Somehow, Spain intensely binds the physical and the psychological. Flamenco is the best example, but so is the food. I love to graze, to stuff different flavors in my mouth. I love small plates – both the nibbles of tapas and the larger, sharable portions called raciones. Every meal in Spain can be intense, even when grabbing a snack from a street vendor at 2 a.m. in Madrid.

So you can understand why I was so excited about the opening of Bar Mercado at the Krog Street Market (99 Krog St., 404-480-4866, reservations taken, barmercadoatl.com). It’s owned by the same people who operate the inventive Iberian Pig and the high-priced Cooks and Soldiers, as well as the Italian Double Zero and Sugo. Mercado has taken over the space vacated by the Cockentrice, which was directly accessible from the food hall. The vastly remodeled, brightly colored new space was inspired by a restaurant in a Madrid food hall. It is only accessible outside. Don’t get lost.

Executive chef John Castellucci, formerly executive chef at Cooks and Soldiers, has designed a menu of mainly irresistible tapas and raciones, divided into slices of cheeses and cured meats, as well as composed dishes of veggies, meats and seafood. Some are traditional, others are a bit Americanized, at least in my experience. Consider the Catalan spinach. Here, Castellucci lightly sautées the spinach, but it’s still quite leafy. He adds pine nuts, radishes, and golden raisins. It’s more like a salad than the ubiquitous “espinacas” in Spain.

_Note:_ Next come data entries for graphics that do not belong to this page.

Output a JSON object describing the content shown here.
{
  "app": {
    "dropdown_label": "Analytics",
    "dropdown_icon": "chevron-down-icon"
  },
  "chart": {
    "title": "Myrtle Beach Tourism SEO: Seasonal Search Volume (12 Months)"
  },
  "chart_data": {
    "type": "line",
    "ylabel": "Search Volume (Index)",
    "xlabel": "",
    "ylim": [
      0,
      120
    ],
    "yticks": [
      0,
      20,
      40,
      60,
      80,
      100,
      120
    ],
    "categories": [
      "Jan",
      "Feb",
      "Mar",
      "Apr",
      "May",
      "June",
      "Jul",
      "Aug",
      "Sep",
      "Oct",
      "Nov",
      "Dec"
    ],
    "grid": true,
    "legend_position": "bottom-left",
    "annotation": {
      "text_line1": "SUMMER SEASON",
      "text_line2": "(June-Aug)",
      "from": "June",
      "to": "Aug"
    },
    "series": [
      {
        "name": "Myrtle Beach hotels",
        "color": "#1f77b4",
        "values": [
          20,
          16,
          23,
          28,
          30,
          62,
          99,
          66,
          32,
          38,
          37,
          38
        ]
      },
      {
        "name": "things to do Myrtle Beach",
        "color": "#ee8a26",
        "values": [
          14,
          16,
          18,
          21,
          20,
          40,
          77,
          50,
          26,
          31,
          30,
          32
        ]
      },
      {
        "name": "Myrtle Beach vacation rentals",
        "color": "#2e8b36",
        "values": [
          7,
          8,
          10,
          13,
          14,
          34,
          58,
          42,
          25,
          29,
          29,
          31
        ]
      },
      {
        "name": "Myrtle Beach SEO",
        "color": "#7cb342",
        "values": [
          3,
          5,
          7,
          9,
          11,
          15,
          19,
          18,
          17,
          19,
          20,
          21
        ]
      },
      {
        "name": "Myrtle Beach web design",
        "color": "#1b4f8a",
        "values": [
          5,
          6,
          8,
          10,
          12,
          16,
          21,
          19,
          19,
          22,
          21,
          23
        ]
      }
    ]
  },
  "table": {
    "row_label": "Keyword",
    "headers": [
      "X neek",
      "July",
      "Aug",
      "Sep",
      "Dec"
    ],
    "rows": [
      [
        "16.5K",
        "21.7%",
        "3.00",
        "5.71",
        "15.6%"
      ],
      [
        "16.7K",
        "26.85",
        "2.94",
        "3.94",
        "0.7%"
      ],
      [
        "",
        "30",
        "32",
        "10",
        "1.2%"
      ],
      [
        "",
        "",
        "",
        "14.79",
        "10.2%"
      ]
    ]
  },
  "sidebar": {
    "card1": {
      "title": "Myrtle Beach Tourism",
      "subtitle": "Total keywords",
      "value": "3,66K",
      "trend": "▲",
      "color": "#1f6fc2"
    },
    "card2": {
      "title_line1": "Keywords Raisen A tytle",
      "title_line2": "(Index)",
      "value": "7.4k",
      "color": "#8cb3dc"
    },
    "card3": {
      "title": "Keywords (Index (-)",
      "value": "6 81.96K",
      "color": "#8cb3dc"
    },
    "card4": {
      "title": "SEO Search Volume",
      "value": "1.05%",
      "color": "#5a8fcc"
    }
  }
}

There, the spinach is usually cooked to a virtual puree and often studded with bits of meat. Honestly, finding veggies in Barcelona was so difficult that I once OD’d on meat and sought out a vegetarian restaurant. It turned out to be operated by Boomer-age American hippies serving utterly passé concoctions.

Castellucci provides numerous other vegetarian tapas – or I probably should say meat-free, since some contain cheese. Try the crispy artichokes and (especially) the seared eggplant with saffron yogurt, black olive caramel and fried chickpeas. There are classic piquillos stuffed with goat cheese and a shot of a usually cod-based Vizcaina sauce. It’s not my favorite flavor. It especially disturbed my braised octopus with potatoes, pickled red onions and chives. It didn’t help that the octopus was significantly overcooked, making it my least favorite dish.

Among meat dishes, I loved the croquettes made with chicken, béchamel and mushrooms. The beef meatballs were shatteringly tender, served over a tomato sauce with purple kale. There is house-made sausage with fresh and cured chorizo, chipolini onions and apple cider. Scallops are quivering but browned, and hold their flavor in the face of garlic, celery and a grape concentrate called arrope. Other dishes play with wagyu beef, hanger steak, Sapelo Island clams, pork ribs and much more. There’s even an already-beloved hamburguesa. I’m not telling what’s in it. Try it.

The menu also includes my favorite white anchovies and five cured meats and five cheeses. Unfortunately, I sampled none of these, wanting to try mainly composed dishes this first visit. I’ll go back and you better go too.